One gotcha: if you stream partial objects, validate before rendering, or you'll flash half-built blocks. Easiest is to render per completed step, not per token.

Resume where the user left off

Because the run has an ID and Mastra snapshots state after each step, a workflow is resumable by default. Close the tab, refresh, come back tomorrow, pick up at the last completed step.

// later, same runId
const resumed = await run.resumeStream({
  resumeData: { approved: true },
});
 
for await (const chunk of resumed) {
  ui.dispatch(chunk);
}
 
// or just fetch the final state
const result = await reviewWorkflow.runById(runId);

Store the runId against the user and you have a persistence layer for free. No custom checkpointing, no "where was I?" logic.

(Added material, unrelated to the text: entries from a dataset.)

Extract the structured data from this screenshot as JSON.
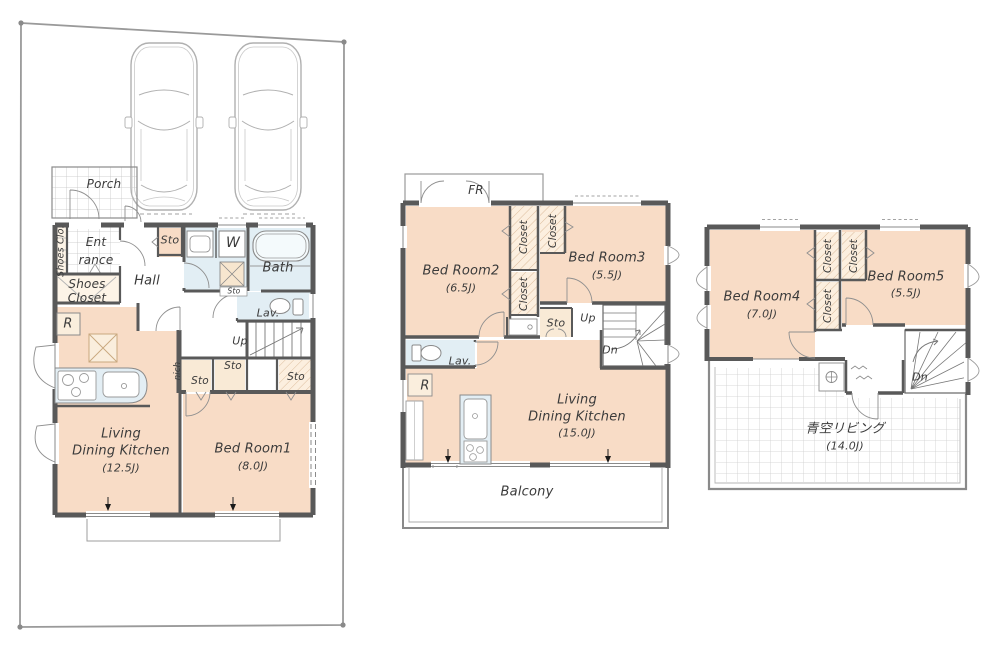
{
  "title": "3-storey house floor plan",
  "colors": {
    "room_fill": "#f8dcc6",
    "closet_fill": "#fcefdf",
    "wet_area_fill": "#e2eef4",
    "wall": "#595959",
    "fixture_line": "#8a8a8a",
    "site_line": "#9a9a9a",
    "text": "#3b3b3b"
  },
  "floor1": {
    "labels": {
      "porch": "Porch",
      "shoes_clo": "Shoes Clo.",
      "ent1": "Ent",
      "ent2": "rance",
      "shoes1": "Shoes",
      "shoes2": "Closet",
      "hall": "Hall",
      "sto_a": "Sto",
      "w": "W",
      "bath": "Bath",
      "sto_b": "Sto",
      "lav": "Lav.",
      "up": "Up",
      "nich": "nich",
      "sto_c": "Sto",
      "sto_d": "Sto",
      "sto_e": "Sto",
      "r": "R",
      "ldk1": "Living",
      "ldk2": "Dining Kitchen",
      "ldk_size": "(12.5J)",
      "bed1": "Bed Room1",
      "bed1_size": "(8.0J)"
    }
  },
  "floor2": {
    "labels": {
      "fr": "FR",
      "bed2": "Bed Room2",
      "bed2_size": "(6.5J)",
      "closet_a": "Closet",
      "closet_b": "Closet",
      "closet_c": "Closet",
      "bed3": "Bed Room3",
      "bed3_size": "(5.5J)",
      "sto": "Sto",
      "up": "Up",
      "dn": "Dn",
      "lav": "Lav.",
      "r": "R",
      "ldk1": "Living",
      "ldk2": "Dining Kitchen",
      "ldk_size": "(15.0J)",
      "balcony": "Balcony"
    }
  },
  "floor3": {
    "labels": {
      "bed4": "Bed Room4",
      "bed4_size": "(7.0J)",
      "closet_a": "Closet",
      "closet_b": "Closet",
      "closet_c": "Closet",
      "bed5": "Bed Room5",
      "bed5_size": "(5.5J)",
      "dn": "Dn",
      "sky": "青空リビング",
      "sky_size": "(14.0J)"
    }
  }
}
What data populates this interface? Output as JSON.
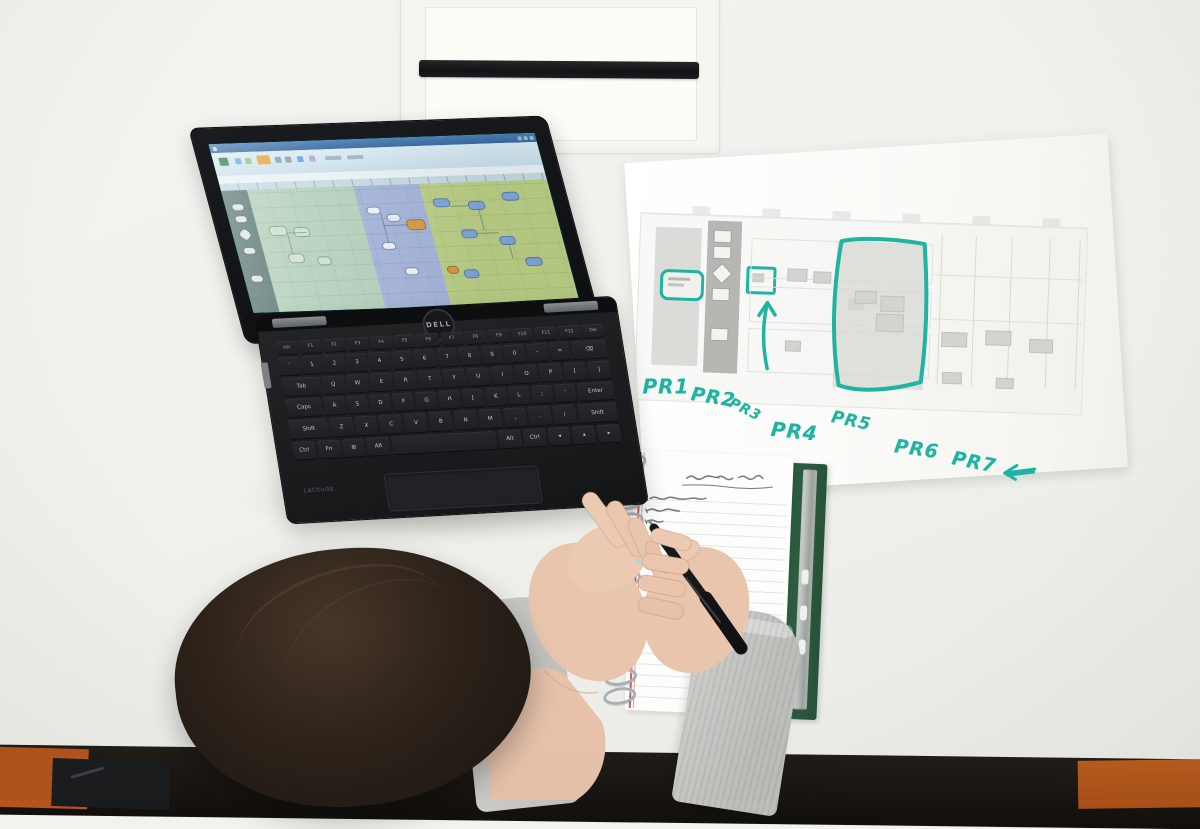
{
  "scene": {
    "type": "photograph",
    "view": "top-down office desk",
    "subjects": [
      "Dell laptop showing a process flow diagram in a spreadsheet",
      "printed process diagram annotated with teal marker",
      "spiral notebook with handwritten notes",
      "person writing with a black pen"
    ]
  },
  "desk": {
    "surface_color": "#f0f1ec",
    "front_shadow_color": "#15120f",
    "orange_corner_color": "#b4541c"
  },
  "cable_panel": {
    "body_color": "#f5f5f1",
    "slot_color": "#191a1c"
  },
  "laptop": {
    "brand_logo": "DELL",
    "model_label": "Latitude",
    "body_color": "#1a1c1e",
    "screen": {
      "app_type": "spreadsheet-process-diagram",
      "titlebar_color": "#3f74ac",
      "ribbon_color": "#d3e4ed",
      "lanes": [
        {
          "name": "dark-lane",
          "color": "#5e7a78"
        },
        {
          "name": "green-lane",
          "color": "#b3d0ba"
        },
        {
          "name": "blue-lane",
          "color": "#a4b4da"
        },
        {
          "name": "yellow-green-lane",
          "color": "#bccf85"
        }
      ],
      "node_color": "#7fa7d8",
      "highlight_node_color": "#d79a47"
    },
    "keyboard": {
      "rows": [
        [
          "esc",
          "F1",
          "F2",
          "F3",
          "F4",
          "F5",
          "F6",
          "F7",
          "F8",
          "F9",
          "F10",
          "F11",
          "F12",
          "Del"
        ],
        [
          "`",
          "1",
          "2",
          "3",
          "4",
          "5",
          "6",
          "7",
          "8",
          "9",
          "0",
          "-",
          "=",
          "⌫"
        ],
        [
          "Tab",
          "Q",
          "W",
          "E",
          "R",
          "T",
          "Y",
          "U",
          "I",
          "O",
          "P",
          "[",
          "]"
        ],
        [
          "Caps",
          "A",
          "S",
          "D",
          "F",
          "G",
          "H",
          "J",
          "K",
          "L",
          ";",
          "'",
          "Enter"
        ],
        [
          "Shift",
          "Z",
          "X",
          "C",
          "V",
          "B",
          "N",
          "M",
          ",",
          ".",
          "/",
          "Shift"
        ],
        [
          "Ctrl",
          "Fn",
          "⊞",
          "Alt",
          "",
          "Alt",
          "Ctrl",
          "◂",
          "▴",
          "▸"
        ]
      ],
      "wide_keys": [
        "Tab",
        "Caps",
        "Enter",
        "Shift",
        "⌫"
      ]
    }
  },
  "paper": {
    "labels": [
      "PR1",
      "PR2",
      "PR3",
      "PR4",
      "PR5",
      "PR6",
      "PR7"
    ],
    "marker_color": "#1fb3a2",
    "marks": [
      "circle-around-shape",
      "box-around-shape",
      "up-arrow",
      "hand-drawn-region-rectangle",
      "left-arrow"
    ]
  },
  "notebook": {
    "cover_color": "#2c5a40",
    "clip_color": "#b9bdb9",
    "page_color": "#fdfdfb",
    "ruled_line_color": "#dde2e8",
    "spiral_rings": 13,
    "handwriting": "illegible pen notes with underlined title"
  },
  "person": {
    "hair_color": "#2b211a",
    "sweater_color": "#c9cac6",
    "pen_color": "#1a1b1d",
    "accessory": "silver ring"
  }
}
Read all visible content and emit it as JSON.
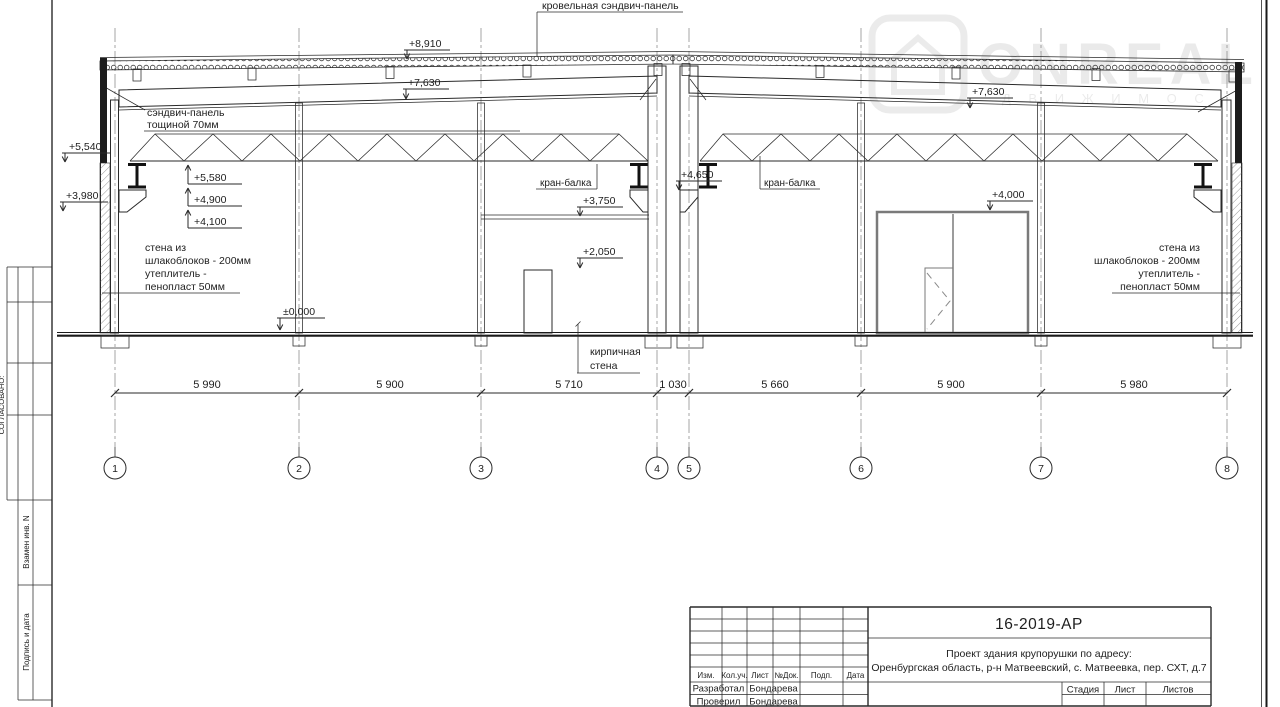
{
  "watermark": {
    "brand": "ONREAL",
    "subtitle": "Д В И Ж И М О С"
  },
  "drawing": {
    "annotations": {
      "roof_panel": "кровельная сэндвич-панель",
      "sandwich_line1": "сэндвич-панель",
      "sandwich_line2": "тощиной 70мм",
      "crane_beam_left": "кран-балка",
      "crane_beam_right": "кран-балка",
      "wall_left_line1": "стена из",
      "wall_left_line2": "шлакоблоков - 200мм",
      "wall_left_line3": "утеплитель -",
      "wall_left_line4": "пенопласт 50мм",
      "wall_right_line1": "стена из",
      "wall_right_line2": "шлакоблоков - 200мм",
      "wall_right_line3": "утеплитель -",
      "wall_right_line4": "пенопласт 50мм",
      "brick_wall_line1": "кирпичная",
      "brick_wall_line2": "стена"
    },
    "elevations": {
      "roof_top": "+8,910",
      "beam_left": "+7,630",
      "beam_right": "+7,630",
      "left_upper": "+5,540",
      "left_lower": "+3,980",
      "truss_bottom": "+5,580",
      "crane_rail": "+4,900",
      "corbel": "+4,100",
      "center": "+4,650",
      "brick_top": "+3,750",
      "door_top": "+2,050",
      "ground": "±0,000",
      "gate_top": "+4,000"
    },
    "dimensions": [
      "5 990",
      "5 900",
      "5 710",
      "1 030",
      "5 660",
      "5 900",
      "5 980"
    ],
    "axes": [
      "1",
      "2",
      "3",
      "4",
      "5",
      "6",
      "7",
      "8"
    ]
  },
  "sidebar": {
    "agreed": "СОГЛАСОВАНО:",
    "replace_inv": "Взамен инв. N",
    "sign_date": "Подпись и дата"
  },
  "titleblock": {
    "doc_number": "16-2019-АР",
    "project_line1": "Проект здания крупорушки по адресу:",
    "project_line2": "Оренбургская область, р-н Матвеевский, с. Матвеевка, пер. СХТ, д.7",
    "col_izm": "Изм.",
    "col_koluch": "Кол.уч.",
    "col_list": "Лист",
    "col_ndok": "№Док.",
    "col_podp": "Подп.",
    "col_data": "Дата",
    "row1_role": "Разработал",
    "row1_name": "Бондарева",
    "row2_role": "Проверил",
    "row2_name": "Бондарева",
    "stage": "Стадия",
    "sheet": "Лист",
    "sheets": "Листов"
  }
}
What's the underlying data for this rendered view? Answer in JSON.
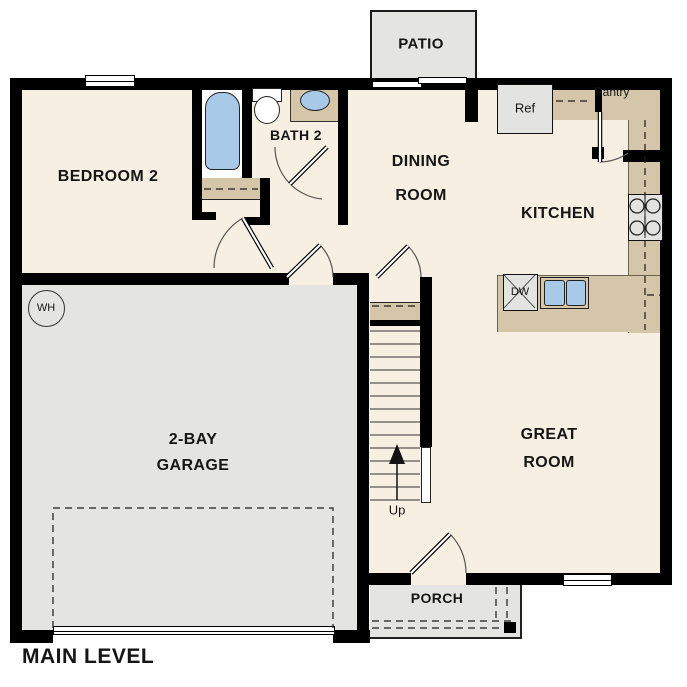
{
  "plan_title": "MAIN LEVEL",
  "rooms": {
    "bedroom2": "BEDROOM 2",
    "bath2": "BATH 2",
    "dining_line1": "DINING",
    "dining_line2": "ROOM",
    "kitchen": "KITCHEN",
    "great_line1": "GREAT",
    "great_line2": "ROOM",
    "garage_line1": "2-BAY",
    "garage_line2": "GARAGE",
    "porch": "PORCH",
    "patio": "PATIO",
    "pantry": "Pantry"
  },
  "fixtures": {
    "refrigerator": "Ref",
    "dishwasher": "DW",
    "water_heater": "WH",
    "stairs_direction": "Up"
  },
  "colors": {
    "floor": "#f7efe2",
    "garage": "#e4e4e2",
    "counter": "#d5c6aa",
    "fixture_blue": "#a9c9e9",
    "appliance": "#e3e3e1",
    "wall": "#000000"
  }
}
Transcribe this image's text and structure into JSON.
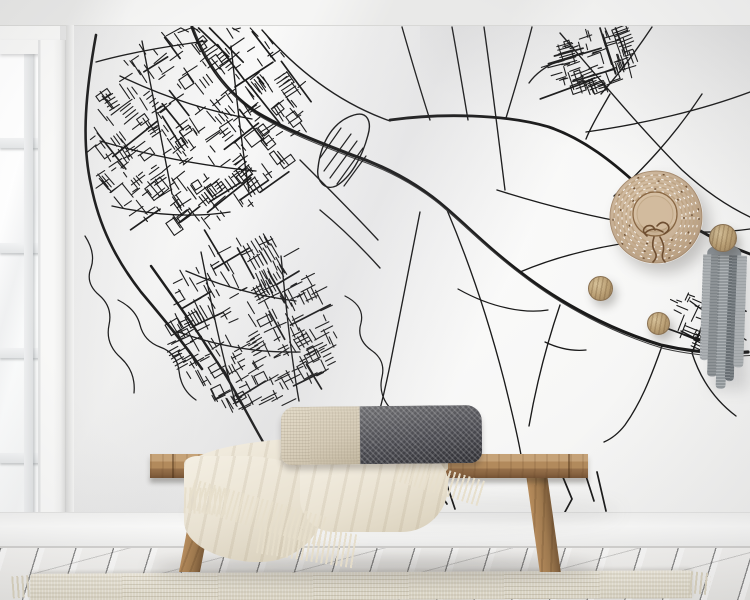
{
  "palette": {
    "wall": "#f6f6f5",
    "floor": "#f3f2f0",
    "rug": "#ebe6d8",
    "wood": "#a07a4e",
    "blanket": "#eae3d3",
    "blanketHi": "#f4efe3",
    "fringe": "#e7dfcc",
    "pilBeige": "#d6ccb8",
    "pilDark": "#4a4a50",
    "straw": "#cbb499",
    "strawHi": "#e0cdb2",
    "strawDk": "#b1977b",
    "strawRing": "#8a6844",
    "ribbon": "#6e4e31",
    "peg": "#b89d72",
    "garA": "#a9aeb1",
    "garB": "#878d91",
    "garC": "#9ba1a5",
    "garD": "#70777c",
    "mapLine": "#1a1a1a"
  },
  "map": {
    "line_color": "#1a1a1a",
    "bold_roads": [
      {
        "d": "M96,35 C86,90 81,140 91,185 C99,226 116,260 141,292 C162,317 182,341 202,369",
        "w": 2.6,
        "double": false
      },
      {
        "d": "M192,27 C205,62 226,92 256,112 C286,130 321,143 352,155 C390,168 421,186 447,209 C470,229 492,251 520,272 C560,303 611,330 661,345 C691,352 721,354 748,352",
        "w": 3.2,
        "double": true
      },
      {
        "d": "M390,120 C440,113 506,114 549,127 C584,139 613,162 641,188 C673,218 716,242 750,254",
        "w": 2.8,
        "double": false
      },
      {
        "d": "M151,266 C176,301 201,336 226,376 C244,406 256,431 269,452",
        "w": 2.4,
        "double": false
      }
    ],
    "roads": [
      "M402,27 C412,62 421,92 430,120",
      "M262,30 C300,74 342,104 390,121",
      "M452,27 C458,60 463,90 468,120",
      "M484,27 C492,84 499,142 505,190",
      "M532,27 C523,62 514,92 506,118",
      "M560,33 C602,82 642,130 682,170 C706,192 729,207 750,217",
      "M652,27 C634,54 617,76 601,94",
      "M702,94 C673,138 643,169 614,196",
      "M750,92 C702,110 643,124 586,132",
      "M497,190 C560,210 622,224 682,231 C706,233 729,232 750,229",
      "M520,272 C558,256 600,246 642,241",
      "M420,212 C410,262 400,312 391,360 C384,396 377,421 370,446",
      "M447,210 C469,262 489,322 504,380 C511,408 517,432 521,455",
      "M560,305 C546,346 536,386 529,426",
      "M662,346 C650,380 640,404 625,425 C618,434 611,439 604,442",
      "M692,353 C701,381 716,401 736,416",
      "M96,62 C132,52 170,46 206,41",
      "M112,206 C152,215 192,218 230,212",
      "M120,76 C162,96 205,111 252,119",
      "M100,141 C151,156 202,166 256,171",
      "M142,41 C152,92 162,141 172,194",
      "M231,46 C236,92 241,141 249,191",
      "M186,271 C221,286 256,296 296,301",
      "M176,331 C216,346 256,353 300,352",
      "M201,252 C211,302 221,352 236,405",
      "M281,256 C286,306 291,356 299,401",
      "M560,60 C546,66 536,73 529,83",
      "M610,94 C601,110 592,124 586,139",
      "M690,301 C709,315 728,328 746,340",
      "M681,331 C703,342 720,352 734,357",
      "M320,210 C342,228 362,248 380,268",
      "M300,160 C330,190 355,215 378,240"
    ],
    "creeks": [
      "M85,236 q11,17 6,32 q-6,15 8,27 q14,12 10,30 q-4,19 12,33 q15,14 13,35",
      "M118,300 q18,9 22,25 q4,16 20,22 q17,6 19,24 q2,19 17,29",
      "M345,296 q20,10 16,27 q-5,16 10,27 q15,10 11,27 q-4,17 8,31 q11,15 8,33",
      "M458,289 q25,14 49,19 q22,5 41,2",
      "M545,342 q21,10 41,8",
      "M688,186 q9,10 3,18 q-7,9 3,17"
    ],
    "dangles": [
      "M352,462 l14,26 l-10,22",
      "M391,466 l-6,40",
      "M399,467 l11,27 l14,17",
      "M432,481 l15,23",
      "M444,476 l11,33",
      "M560,470 l12,29 l-13,24",
      "M586,476 l8,25",
      "M597,472 l9,39"
    ],
    "hatch": {
      "outline": "M318,168 C321,141 334,121 354,115 C367,111 372,121 368,135 C362,158 350,178 336,186 C325,191 316,181 318,168 Z",
      "lines": [
        "M324,171 L351,134",
        "M330,178 L357,141",
        "M337,184 L363,148",
        "M320,158 L341,128",
        "M344,186 L366,156"
      ]
    },
    "clusters": [
      {
        "cx": 196,
        "cy": 126,
        "rx": 116,
        "ry": 96,
        "rot": -36,
        "n": 300,
        "seed": 20
      },
      {
        "cx": 252,
        "cy": 324,
        "rx": 84,
        "ry": 88,
        "rot": -28,
        "n": 220,
        "seed": 21
      },
      {
        "cx": 594,
        "cy": 60,
        "rx": 46,
        "ry": 31,
        "rot": -18,
        "n": 70,
        "seed": 22
      },
      {
        "cx": 707,
        "cy": 318,
        "rx": 38,
        "ry": 26,
        "rot": 24,
        "n": 48,
        "seed": 23
      }
    ]
  },
  "hat": {
    "ring_dash": "2.5,5.5",
    "dark_dash": "2,24"
  }
}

Faking threads with workflows

Mastra has first-class memory and threads for chat-style history:

import { Memory } from "@mastra/memory";
import { Agent } from "@mastra/core/agent";
 
const agent = new Agent({
  id: "reviewer",
  memory: new Memory({
    options: { observationalMemory: true },
  }),
});
 
const memory = await agent.getMemory();
const thread = await memory?.createThread({
  resourceId: "user_123",
  title: "PR review session",
});

But threads and workflows aren't either/or, they compose. A thread is the conversation. A workflow is one turn inside it. I store both:

// schema sketch
type Turn = {
  threadId: string;   // from Memory
  runId: string;      // from workflow.createRun()
  workflowId: "pr-review" | "deploy" | "research";
  status: "running" | "done" | "paused";
};

On reload, I fetch the thread, list its turns, and for any turn still running I call resumeStream(runId) to rehydrate the UI. The user sees a conversation. Underneath, each message is a deterministic workflow with its own checkpoint.

When to reach for which

Situation	Use
Open-ended chat, tool-picking, vibes	Agent + `.stream()`
Known steps, typed outputs, generative UI	Workflow
User might disconnect mid-task	Workflow (for the resume)
Steps need approval / human-in-the-loop	Workflow (`suspend` / `resume`)
Prototype, one-shot answers	Agent

Mastra's own framing is blunt: "don't ask the model to figure out checkout. Define it." Same applies to anything with a known shape.

Honest tradeoffs

What you gain

Predictable responses. Zod schemas constrain what the model can return, so your UI never has to defend against surprise shapes.
Typed inputs and outputs per step. No more prompt-engineering JSON.
A runId you can resume, replay, or debug.
A clean path to generative UI: workflow emits a JSON block list, client renders from a component registry.
Easy human-in-the-loop via step suspension.

What it costs

More boilerplate up front: schemas, step files, a workflow definition.
Less flexible mid-turn. The model can't invent a new step.
You need persistence wired up. Mastra gives you adapters, but it's still a decision.
Harder to explain to teammates who think "agent === chatbot".

The rule I've landed on

If the output has a shape I care about, or if losing the tab mid-generation would ruin the UX, it's a workflow. Everything else can stay a stream.

Streaming isn't wrong. It's just the wrong primitive once your agent starts doing real work.